This method is a convenience that combines fit and transform into one step.

Parameters:

  • X (TsdFrame | ndarray[Any, dtype[TypeVar(_ScalarType_co, bound= generic, covariant=True)]]) – The data to fit the basis functions to and then transform.

  • y – Not used, present for API consistency by convention.

Returns:

The data transformed by the basis functions, after fitting the basis functions to the data.

Return type:

array-like

Examples

>>> import numpy as np
>>> from nemos.basis import MSplineEval, TransformerBasis

>>> # Example input
>>> X = np.random.normal(size=(100, 1))

>>> # Define tranformation basis
>>> basis = MSplineEval(10).set_input_shape(1)
>>> transformer = TransformerBasis(basis)

>>> # Fit and transform basis
>>> feature_transformed = transformer.fit_transform(X)
get_params(deep=True)[source]#

Extend the dict of parameters from the underlying Basis with basis.

Return type:

dict

Parameters:

deep (bool)

set_params(**parameters)[source]#

Set TransformerBasis parameters.

When used with sklearn.model_selection, users can set either the basis attribute directly or the parameters of the underlying Basis, but not both.

Return type:

TransformerBasis

Examples

>>> from nemos.basis import BSplineEval, MSplineEval, TransformerBasis
>>> basis = MSplineEval(10)
>>> transformer_basis = TransformerBasis(basis=basis)

>>> # setting parameters of basis is allowed
>>> print(transformer_basis.set_params(n_basis_funcs=8).n_basis_funcs)
8
>>> # setting basis directly is allowed
>>> print(type(transformer_basis.set_params(basis=BSplineEval(10)).basis))
<class 'nemos.basis.basis.BSplineEval'>
>>> # mixing is not allowed, this will raise an exception
>>> try:
...     transformer_basis.set_params(basis=BSplineEval(10), n_basis_funcs=2)
... except ValueError as e:
...     print(repr(e))
ValueError('Set either new basis object or parameters for existing basis, not both.')
transform(X, y=None)[source]#

Transform the data using the fitted basis functions.

Parameters:

  • X (TsdFrame | ndarray[Any, dtype[TypeVar(_ScalarType_co, bound= generic, covariant=True)]]) – The data to transform using the basis functions, shape (num_samples, num_input).

  • y – Not used, present for API consistency by convention.

Return type:

TsdFrame | ndarray[Any, dtype[TypeVar(_ScalarType_co, bound= generic, covariant=True)]]

Returns:

The data transformed by the basis functions.

Examples

>>> import numpy as np
>>> from nemos.basis import MSplineConv, TransformerBasis

>>> # Example input
>>> X = np.random.normal(size=(10000, 2))

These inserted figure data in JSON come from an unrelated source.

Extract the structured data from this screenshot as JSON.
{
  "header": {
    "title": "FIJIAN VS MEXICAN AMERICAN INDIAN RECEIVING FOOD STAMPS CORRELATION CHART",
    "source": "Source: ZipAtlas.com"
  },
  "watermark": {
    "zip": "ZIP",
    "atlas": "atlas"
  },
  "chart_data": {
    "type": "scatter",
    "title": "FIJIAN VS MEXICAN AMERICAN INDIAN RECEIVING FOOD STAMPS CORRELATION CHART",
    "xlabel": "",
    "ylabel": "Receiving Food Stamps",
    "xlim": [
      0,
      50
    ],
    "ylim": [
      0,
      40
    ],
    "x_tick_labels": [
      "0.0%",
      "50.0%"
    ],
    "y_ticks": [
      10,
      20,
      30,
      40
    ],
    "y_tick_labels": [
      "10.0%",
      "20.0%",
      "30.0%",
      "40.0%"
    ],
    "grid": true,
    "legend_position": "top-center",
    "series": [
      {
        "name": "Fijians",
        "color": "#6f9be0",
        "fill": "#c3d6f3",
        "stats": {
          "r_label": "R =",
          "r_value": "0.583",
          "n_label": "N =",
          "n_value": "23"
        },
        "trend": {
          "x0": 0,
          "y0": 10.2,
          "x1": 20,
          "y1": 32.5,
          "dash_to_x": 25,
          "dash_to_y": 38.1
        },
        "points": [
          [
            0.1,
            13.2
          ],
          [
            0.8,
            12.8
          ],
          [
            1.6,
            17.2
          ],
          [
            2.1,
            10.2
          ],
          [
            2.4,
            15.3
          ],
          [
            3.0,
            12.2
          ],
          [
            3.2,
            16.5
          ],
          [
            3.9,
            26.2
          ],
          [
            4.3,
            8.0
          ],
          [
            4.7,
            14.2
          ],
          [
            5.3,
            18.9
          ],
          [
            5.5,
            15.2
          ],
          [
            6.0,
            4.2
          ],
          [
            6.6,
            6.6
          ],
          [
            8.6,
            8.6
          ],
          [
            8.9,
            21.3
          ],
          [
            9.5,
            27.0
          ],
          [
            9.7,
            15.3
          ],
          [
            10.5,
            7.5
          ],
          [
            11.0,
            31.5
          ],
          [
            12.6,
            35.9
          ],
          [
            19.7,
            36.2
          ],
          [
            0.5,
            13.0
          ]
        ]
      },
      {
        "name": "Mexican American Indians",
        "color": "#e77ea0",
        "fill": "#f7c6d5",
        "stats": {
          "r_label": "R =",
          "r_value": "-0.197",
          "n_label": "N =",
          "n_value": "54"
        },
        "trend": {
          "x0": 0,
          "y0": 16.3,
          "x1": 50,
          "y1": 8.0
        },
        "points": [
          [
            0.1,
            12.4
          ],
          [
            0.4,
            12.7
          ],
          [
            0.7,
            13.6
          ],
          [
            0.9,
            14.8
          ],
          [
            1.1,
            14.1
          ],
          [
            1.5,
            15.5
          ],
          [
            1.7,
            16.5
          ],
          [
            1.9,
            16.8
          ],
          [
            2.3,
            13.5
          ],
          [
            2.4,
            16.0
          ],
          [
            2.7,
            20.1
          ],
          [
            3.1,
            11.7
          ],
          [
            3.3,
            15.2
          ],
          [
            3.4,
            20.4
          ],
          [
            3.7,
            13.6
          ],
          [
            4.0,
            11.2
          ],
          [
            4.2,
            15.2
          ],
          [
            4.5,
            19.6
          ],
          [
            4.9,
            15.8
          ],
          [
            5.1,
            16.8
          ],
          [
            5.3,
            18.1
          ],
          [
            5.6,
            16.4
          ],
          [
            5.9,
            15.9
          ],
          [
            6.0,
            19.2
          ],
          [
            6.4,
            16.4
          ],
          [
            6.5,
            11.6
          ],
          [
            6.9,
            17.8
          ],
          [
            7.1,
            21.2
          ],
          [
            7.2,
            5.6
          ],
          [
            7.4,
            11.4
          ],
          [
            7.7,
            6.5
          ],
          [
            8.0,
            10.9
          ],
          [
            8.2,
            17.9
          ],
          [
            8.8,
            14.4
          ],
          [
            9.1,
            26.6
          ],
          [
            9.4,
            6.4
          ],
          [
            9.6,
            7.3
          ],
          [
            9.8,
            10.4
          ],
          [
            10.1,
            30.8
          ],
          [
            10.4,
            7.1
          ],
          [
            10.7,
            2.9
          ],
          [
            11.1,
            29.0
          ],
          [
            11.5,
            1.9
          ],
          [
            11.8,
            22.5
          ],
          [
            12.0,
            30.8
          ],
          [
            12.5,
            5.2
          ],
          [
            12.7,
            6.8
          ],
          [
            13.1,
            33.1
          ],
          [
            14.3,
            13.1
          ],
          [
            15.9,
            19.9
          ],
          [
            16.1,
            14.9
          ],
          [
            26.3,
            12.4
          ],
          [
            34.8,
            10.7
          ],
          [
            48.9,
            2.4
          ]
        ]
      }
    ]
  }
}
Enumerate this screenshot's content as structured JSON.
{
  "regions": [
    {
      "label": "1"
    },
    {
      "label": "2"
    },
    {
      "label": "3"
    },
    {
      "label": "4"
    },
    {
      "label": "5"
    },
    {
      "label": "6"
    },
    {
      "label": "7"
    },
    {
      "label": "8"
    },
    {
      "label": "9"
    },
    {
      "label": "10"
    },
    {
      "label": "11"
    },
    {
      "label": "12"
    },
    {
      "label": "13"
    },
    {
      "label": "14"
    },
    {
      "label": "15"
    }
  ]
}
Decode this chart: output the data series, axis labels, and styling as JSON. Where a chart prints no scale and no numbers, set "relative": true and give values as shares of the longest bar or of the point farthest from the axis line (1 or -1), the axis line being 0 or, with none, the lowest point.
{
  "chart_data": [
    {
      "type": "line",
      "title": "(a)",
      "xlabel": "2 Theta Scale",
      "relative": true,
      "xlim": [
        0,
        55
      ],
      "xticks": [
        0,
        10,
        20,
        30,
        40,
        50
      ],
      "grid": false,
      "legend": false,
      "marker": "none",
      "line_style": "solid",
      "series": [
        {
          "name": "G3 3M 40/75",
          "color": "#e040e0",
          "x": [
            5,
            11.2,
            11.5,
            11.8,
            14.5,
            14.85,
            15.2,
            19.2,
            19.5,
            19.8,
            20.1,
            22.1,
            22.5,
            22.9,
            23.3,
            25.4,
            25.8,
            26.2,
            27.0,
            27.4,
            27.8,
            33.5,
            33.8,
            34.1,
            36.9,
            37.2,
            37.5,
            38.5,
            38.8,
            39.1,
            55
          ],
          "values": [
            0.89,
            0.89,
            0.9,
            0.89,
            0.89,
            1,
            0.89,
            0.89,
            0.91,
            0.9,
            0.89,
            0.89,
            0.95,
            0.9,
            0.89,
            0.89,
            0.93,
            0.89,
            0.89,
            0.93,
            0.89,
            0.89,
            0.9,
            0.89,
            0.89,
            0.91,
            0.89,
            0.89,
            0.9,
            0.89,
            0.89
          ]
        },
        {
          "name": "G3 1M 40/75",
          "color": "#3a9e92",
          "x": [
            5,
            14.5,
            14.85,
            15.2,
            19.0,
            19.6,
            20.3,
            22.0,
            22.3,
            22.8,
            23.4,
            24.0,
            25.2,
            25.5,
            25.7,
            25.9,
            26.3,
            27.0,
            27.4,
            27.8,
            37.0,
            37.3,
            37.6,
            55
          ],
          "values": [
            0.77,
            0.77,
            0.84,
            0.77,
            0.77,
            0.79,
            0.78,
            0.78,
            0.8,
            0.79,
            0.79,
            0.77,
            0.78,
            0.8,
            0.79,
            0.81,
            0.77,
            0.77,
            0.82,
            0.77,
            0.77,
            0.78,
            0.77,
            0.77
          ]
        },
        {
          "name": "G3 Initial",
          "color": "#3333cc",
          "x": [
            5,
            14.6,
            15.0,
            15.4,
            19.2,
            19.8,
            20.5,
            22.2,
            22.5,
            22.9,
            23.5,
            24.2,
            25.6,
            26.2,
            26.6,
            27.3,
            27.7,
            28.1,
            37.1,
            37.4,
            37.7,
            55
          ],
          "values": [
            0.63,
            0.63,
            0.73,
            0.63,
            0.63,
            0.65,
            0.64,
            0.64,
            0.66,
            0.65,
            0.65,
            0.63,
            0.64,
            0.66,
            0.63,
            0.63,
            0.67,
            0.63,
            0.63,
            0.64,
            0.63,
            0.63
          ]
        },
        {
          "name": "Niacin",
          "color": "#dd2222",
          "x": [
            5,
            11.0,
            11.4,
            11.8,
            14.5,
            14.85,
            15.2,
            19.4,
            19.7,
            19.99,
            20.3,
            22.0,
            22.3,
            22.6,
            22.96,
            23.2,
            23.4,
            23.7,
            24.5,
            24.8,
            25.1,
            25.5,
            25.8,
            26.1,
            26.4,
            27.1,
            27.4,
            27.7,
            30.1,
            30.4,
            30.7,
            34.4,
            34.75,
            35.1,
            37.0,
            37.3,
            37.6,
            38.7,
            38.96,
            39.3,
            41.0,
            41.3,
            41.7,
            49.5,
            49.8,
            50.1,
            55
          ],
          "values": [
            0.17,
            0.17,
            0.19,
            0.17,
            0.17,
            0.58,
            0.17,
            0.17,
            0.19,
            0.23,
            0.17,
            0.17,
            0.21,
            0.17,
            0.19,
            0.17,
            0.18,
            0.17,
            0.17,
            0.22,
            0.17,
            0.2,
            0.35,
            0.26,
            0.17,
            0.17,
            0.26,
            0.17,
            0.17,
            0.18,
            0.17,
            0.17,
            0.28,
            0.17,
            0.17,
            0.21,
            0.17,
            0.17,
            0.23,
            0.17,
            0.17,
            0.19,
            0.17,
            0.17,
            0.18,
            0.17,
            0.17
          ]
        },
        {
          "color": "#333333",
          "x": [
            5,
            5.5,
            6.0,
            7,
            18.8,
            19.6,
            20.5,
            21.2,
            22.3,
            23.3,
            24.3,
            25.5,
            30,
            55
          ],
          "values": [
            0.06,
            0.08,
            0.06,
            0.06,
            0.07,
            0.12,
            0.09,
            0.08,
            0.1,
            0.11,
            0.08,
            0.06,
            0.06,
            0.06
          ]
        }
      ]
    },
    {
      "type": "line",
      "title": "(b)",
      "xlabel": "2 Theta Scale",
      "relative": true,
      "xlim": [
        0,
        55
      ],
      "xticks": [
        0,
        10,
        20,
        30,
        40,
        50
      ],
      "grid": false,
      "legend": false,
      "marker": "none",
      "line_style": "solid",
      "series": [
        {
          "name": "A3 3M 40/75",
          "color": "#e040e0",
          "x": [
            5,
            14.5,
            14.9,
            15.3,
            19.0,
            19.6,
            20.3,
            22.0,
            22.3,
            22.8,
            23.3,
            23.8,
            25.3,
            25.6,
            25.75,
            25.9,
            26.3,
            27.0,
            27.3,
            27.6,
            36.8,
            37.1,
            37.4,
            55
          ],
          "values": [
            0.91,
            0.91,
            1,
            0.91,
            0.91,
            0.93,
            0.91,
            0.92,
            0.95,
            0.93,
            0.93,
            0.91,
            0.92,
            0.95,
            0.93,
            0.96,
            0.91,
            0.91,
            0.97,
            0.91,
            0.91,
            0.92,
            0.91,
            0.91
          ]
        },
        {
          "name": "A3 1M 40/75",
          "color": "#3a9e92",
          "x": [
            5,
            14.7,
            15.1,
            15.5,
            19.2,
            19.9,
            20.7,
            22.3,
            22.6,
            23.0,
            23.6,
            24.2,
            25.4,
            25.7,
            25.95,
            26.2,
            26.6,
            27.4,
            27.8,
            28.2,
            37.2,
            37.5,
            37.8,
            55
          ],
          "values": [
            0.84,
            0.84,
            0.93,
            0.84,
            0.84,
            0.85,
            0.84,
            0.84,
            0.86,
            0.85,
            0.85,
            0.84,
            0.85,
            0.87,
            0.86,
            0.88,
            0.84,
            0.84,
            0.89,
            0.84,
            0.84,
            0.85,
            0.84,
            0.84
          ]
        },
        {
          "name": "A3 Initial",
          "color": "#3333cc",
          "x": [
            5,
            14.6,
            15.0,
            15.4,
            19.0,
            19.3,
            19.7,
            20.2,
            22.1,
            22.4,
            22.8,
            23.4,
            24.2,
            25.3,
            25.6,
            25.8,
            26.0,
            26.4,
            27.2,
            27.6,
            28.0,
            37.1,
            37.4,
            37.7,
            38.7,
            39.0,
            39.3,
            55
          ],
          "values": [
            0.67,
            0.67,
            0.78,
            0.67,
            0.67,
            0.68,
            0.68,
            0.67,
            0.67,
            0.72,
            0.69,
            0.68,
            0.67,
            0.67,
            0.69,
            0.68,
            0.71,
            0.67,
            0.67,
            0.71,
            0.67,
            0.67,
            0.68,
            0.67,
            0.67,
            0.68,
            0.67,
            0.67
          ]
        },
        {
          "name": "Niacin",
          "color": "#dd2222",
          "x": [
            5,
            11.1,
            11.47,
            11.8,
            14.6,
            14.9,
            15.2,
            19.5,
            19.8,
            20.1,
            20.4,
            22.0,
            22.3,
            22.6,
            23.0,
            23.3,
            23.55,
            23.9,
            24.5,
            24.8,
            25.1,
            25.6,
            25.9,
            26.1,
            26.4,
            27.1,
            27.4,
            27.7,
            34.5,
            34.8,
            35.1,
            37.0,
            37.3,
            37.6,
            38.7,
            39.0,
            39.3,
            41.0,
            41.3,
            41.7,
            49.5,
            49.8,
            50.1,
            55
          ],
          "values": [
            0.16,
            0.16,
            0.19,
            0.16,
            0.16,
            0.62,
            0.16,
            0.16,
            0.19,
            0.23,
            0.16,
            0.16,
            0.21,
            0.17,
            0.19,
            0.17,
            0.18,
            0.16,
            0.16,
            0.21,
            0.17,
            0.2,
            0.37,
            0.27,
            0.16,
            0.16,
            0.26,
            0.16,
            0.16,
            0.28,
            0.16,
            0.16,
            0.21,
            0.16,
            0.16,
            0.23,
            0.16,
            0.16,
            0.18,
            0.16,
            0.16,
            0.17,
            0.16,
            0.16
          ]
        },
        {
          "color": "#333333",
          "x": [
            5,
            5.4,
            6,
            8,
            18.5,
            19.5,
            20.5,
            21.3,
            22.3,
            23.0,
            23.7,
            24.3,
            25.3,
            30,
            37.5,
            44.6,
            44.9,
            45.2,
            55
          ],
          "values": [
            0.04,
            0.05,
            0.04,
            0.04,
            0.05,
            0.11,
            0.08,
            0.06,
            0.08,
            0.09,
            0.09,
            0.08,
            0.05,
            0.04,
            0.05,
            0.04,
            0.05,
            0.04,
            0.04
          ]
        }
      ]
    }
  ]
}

>>> basis = MSplineConv(10, window_size=200).set_input_shape(2)
>>> transformer = TransformerBasis(basis)
>>> # Before calling `fit` the convolution kernel is not set
>>> transformer.kernel_

>>> transformer_fitted = transformer.fit(X)
>>> # Now the convolution kernel is initialized and has shape (window_size, n_basis_funcs)
>>> transformer_fitted.kernel_.shape
(200, 10)

>>> # Transform basis
>>> feature_transformed = transformer.transform(X)